3

I'm looking for a higher-performance build for our 1RU Dell R320 servers, in terms of IOPS.

Right now I'm fairly settled on:

  • 4 x 600 GB 3.5" 15K RPM SAS
  • RAID 1+0 array

This should give good performance, but if possible, I want to also add an SSD Cache into the mix, but I'm not sure if there's enough room?

According to the tech-specs, there's only up to 4 total 3.5" drive bays available.

Is there any way to fit at least a single SSD drive along-side the 4x3.5" drives? I was hoping there's a special spot to put the cache SSD drive (though from memory, I doubt there'd be room). Or am I right in thinking that the cache drives are simply drives plugged in "normally" just as any other drive, but are nominated as CacheCade drives in the PERC controller?

Are there any options for having the 4x600GB RAID 10 array, and the SSD cache drive, too?

Based on the tech-specs (with up to 8x2.5" drives), maybe I need to use 2.5" SAS drives, leaving another 4 bays spare, plenty of room for the SSD cache drive.

Has anyone achieved this using 3.5" drives, somehow?

Edit: Further Info on Requirements

To give a picture of the uses/requirements of this hardware:

  • We currently have several "internal" VMs, running on a VMWare ESXi 5.x host. But we only have a handful of hosts at the moment, it's a basic setup.

  • We recently started rolling out Dell R320s as our standard hardware for shared ESXi hosts. I'd prefer to keep to the R320s to try and keep our hardware (and hence our need for spares, upgrades, monitoring supports etc...) as standardised as possible. Having to keep a different set of drives as spare is better than having to keep entire spare chassis' on top of what we already have.

  • These VMs are primarily responsible for either our internal tools (such as Monitoring, Call Accounting, Intranet Websites). Or shared infrastructure; such as: DNS, SMTP Relay/Filtering, a small Set of shared websites; shared VOIP PBX.

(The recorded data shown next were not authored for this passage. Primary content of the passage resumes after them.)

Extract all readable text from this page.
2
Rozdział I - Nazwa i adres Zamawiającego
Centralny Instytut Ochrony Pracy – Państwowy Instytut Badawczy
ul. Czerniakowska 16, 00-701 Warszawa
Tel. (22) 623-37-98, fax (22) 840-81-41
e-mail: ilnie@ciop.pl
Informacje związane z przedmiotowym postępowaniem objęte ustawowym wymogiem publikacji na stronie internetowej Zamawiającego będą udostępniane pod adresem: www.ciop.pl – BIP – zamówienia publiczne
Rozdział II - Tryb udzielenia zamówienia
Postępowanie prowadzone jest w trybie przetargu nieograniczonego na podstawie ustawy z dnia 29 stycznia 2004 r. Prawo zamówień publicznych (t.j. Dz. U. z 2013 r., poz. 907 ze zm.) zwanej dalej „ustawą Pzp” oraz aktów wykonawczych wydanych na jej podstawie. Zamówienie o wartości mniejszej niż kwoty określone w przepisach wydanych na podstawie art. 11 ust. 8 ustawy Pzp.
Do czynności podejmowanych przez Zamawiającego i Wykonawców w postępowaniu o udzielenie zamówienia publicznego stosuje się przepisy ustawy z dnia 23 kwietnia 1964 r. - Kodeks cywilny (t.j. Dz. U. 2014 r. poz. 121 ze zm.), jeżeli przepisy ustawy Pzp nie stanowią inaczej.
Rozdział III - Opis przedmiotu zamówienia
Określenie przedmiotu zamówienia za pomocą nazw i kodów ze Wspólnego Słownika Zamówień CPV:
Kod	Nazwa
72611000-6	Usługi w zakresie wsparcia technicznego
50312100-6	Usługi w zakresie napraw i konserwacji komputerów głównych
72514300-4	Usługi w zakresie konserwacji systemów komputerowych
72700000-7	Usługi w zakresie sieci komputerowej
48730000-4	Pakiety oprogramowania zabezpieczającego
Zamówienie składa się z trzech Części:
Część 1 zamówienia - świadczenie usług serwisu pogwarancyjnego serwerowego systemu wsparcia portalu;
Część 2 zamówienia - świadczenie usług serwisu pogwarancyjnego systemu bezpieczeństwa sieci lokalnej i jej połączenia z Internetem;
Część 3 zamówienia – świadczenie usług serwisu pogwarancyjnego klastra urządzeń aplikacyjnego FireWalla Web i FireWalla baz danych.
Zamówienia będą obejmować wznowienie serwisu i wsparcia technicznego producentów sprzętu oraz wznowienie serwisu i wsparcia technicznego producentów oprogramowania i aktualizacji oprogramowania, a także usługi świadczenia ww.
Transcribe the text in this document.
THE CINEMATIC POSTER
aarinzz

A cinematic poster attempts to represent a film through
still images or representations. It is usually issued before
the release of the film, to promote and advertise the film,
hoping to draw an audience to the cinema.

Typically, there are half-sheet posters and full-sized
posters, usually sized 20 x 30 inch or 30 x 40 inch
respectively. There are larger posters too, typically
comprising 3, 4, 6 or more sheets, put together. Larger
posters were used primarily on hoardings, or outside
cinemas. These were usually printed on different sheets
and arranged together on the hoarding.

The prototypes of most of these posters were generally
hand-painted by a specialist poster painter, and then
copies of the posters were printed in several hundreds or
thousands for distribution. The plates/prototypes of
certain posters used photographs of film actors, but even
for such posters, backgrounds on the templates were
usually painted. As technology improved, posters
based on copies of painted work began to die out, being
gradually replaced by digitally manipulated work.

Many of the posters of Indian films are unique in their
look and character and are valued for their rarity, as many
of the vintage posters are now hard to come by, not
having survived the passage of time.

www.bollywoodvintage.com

  • Each of these roles are separated out into relatively small sized VMs, as needed. Almost all of which are Linux boxes. Some of these do have database loads, but I would consider them very small (enough that I have been OK with putting individual MySQL instances on each VM for isolation, where appropriate).

  • Generally, the performance is fine. The main catalyst for this new hardware is ironically the SMTP relay. Whenever we get hit by a decent sized mail-out from a customer, it causes a major backlog in our filters. I've confirmed that this is due to disk IO.

  • Given the nature of the other VMs running on this host, despite the fact there's obviously Disk IO contention, no real impact is noticed aside from the mail backlog -- VOIP is primarily all in memory; all the internal sites are so low in traffic that page loads are still reasonable; we've not had any reports of issues on the customer facing VMs on this particular host.

The Goals of this hardware

Shamefully, I really don't have any solid numbers in terms of the kinds of IOPS I want to achieve. I feel like it would be difficult to test, given the varying nature of VMs I want to put on there - it's not as if I have a single application I can benchmark against for a gaurunteed target.

I suppose my best bet would be to setup a test with the worst offenders (eg. DB-backed websites and the SMTP relays) and simulate some high load. This may be something I do in the coming week.

Frankly, my motivation is simply that I know that Disk IO is pretty much always a bottleneck, and so I'd prefer that for our infrastructure, that we have as much IO as we can reasonably afford to have.

I'll try to give you a rough idea of the goals in any case:

  • To reasonably survive the performance hits during a large customer initiated mail-out (which they're not supposed to do!). Of course, I understand this becomes "how long is a piece of string?" As you can't really predict how large any given mail-out might be. But basically, I know it's a disk IO issue so I'm trying to throw some extra IOPS on this particular set of hosts, to be able to handle a sudden burst of mail.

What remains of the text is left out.